Seseorang bertindak berdasarkan apa yang dipikirkannya. Menjamurnya fenomena menyontek atau bahkan korupsi adalah buah dari mendominasinya paradigma materialistis. Dalam pandangan ini, sesuatu dipandang baik jika sesuatu itu bermanfaat atau mendatangkan keuntungan materi. Kita bisa melihat alasan-alasan yang menjudge bolehnya tindakan menyontek. Pandangan materialistis sendiri lahir dari ide sekulerisme, yaitu ide pemisahan urusan agama dari kehidupan. Yakni agama tidak berhak mengatur kehidupan. Agama tidak berhak mengatur apa yang baik dan apa yang buruk. Yang berhak mengaturnya dan menentukan apa yang baik dan apa yang buruk adalah manusia. Ini jelas pandangan yang keliru. Karena manusia itu terbatas. Bahkan manusia tidak mengetahui apa yang terbaik untuk dirinya. “Diwajibkan atas kamu berperang, padahal berperang itu adalah sesuatu yang kamu benci. Boleh jadi kamu membenci sesuatu, padahal ia amat baik bagimu, dan boleh jadi (pula) kamu menyukai sesuatu, padahal ia amat buruk bagimu; Allah mengetahui, sedang kamu tidak mengetahui.”(AlBaqoroh:216)

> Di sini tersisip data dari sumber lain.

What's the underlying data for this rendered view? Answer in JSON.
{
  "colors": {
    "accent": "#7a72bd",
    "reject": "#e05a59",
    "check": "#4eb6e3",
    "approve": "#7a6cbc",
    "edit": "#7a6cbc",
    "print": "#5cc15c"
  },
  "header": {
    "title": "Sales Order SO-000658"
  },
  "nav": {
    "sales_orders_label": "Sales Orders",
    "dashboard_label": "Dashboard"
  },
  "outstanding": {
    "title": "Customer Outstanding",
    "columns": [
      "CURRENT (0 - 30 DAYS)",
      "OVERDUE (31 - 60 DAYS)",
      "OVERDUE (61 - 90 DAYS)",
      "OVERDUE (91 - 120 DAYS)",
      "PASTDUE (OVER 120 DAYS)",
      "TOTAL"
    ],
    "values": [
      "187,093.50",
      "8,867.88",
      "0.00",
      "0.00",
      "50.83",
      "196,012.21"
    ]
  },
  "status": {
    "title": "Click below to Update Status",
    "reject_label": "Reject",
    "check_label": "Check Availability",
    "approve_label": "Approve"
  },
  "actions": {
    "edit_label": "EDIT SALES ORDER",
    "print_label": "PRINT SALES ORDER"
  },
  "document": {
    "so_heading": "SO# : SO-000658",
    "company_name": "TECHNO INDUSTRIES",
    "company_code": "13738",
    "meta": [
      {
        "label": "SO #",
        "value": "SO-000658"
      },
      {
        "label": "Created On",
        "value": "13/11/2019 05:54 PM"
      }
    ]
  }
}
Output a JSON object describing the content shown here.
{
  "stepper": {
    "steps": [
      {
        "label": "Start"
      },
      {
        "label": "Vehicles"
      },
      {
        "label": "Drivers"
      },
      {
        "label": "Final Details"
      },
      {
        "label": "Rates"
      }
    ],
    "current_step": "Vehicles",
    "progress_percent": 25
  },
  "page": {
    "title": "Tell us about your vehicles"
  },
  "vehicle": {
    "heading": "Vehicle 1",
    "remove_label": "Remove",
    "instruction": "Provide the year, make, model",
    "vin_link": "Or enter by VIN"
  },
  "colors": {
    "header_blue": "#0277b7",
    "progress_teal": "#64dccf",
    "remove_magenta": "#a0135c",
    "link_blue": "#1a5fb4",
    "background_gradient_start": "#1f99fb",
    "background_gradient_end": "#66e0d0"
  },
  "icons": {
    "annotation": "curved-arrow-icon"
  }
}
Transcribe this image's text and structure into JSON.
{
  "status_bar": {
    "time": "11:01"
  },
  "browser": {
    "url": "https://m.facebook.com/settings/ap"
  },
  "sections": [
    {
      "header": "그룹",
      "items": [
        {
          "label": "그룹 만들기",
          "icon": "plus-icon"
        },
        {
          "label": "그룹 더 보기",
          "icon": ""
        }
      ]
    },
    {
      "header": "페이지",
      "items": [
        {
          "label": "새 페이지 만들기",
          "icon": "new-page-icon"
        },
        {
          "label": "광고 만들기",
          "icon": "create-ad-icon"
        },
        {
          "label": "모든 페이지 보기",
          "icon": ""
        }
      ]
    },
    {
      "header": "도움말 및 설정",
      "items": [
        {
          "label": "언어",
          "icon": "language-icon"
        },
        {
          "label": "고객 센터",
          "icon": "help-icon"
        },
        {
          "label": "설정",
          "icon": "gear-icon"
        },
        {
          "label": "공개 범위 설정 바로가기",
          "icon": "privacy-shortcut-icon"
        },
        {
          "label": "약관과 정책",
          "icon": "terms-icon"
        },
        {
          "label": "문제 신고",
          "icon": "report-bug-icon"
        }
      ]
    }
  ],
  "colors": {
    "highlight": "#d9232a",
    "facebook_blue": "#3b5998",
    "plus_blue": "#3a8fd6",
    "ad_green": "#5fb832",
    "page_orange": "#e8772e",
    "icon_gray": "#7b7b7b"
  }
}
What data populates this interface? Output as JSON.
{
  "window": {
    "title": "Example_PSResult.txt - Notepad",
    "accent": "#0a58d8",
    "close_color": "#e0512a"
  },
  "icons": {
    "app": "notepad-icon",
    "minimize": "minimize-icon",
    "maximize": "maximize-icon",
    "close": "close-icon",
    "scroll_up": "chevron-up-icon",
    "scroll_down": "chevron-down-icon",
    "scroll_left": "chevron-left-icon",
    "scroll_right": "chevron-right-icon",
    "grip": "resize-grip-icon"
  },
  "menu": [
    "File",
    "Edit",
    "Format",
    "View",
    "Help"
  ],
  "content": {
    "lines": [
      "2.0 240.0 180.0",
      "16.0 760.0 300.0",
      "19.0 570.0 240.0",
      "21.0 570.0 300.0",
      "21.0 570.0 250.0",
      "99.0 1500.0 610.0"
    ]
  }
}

Agama telah mengatur bahwa tujuan manusia hidup di dunia adalah untuk beribadah. Belajar ilmu agama hukumnya wajib, agar manusia selamat di dunia dan di akherat. Belajar ilmu sains dan teknologi juga wajib, agar manusia dapat bertahan hidup di dunia dan dapat berkembang. Jika bersekolah hanya ditujukan untuk memperoleh nilai dan akhirnya ijazah untuk bekerja. Padahal, secara keilmuan tidak berkembang, maka berarti tujuan pembelajaran yang sebenarnya menjadi tidak tercapai.
Pandangan sekuler juga telah menjadikan seorang pelajar tidak lagi takut pada Penciptanya. Pelajar berani menyontek saat tidak ada guru, menyembunyikan bahan (ngerpek), dan kecurangan-kecurangan lain dalam pembelajaran.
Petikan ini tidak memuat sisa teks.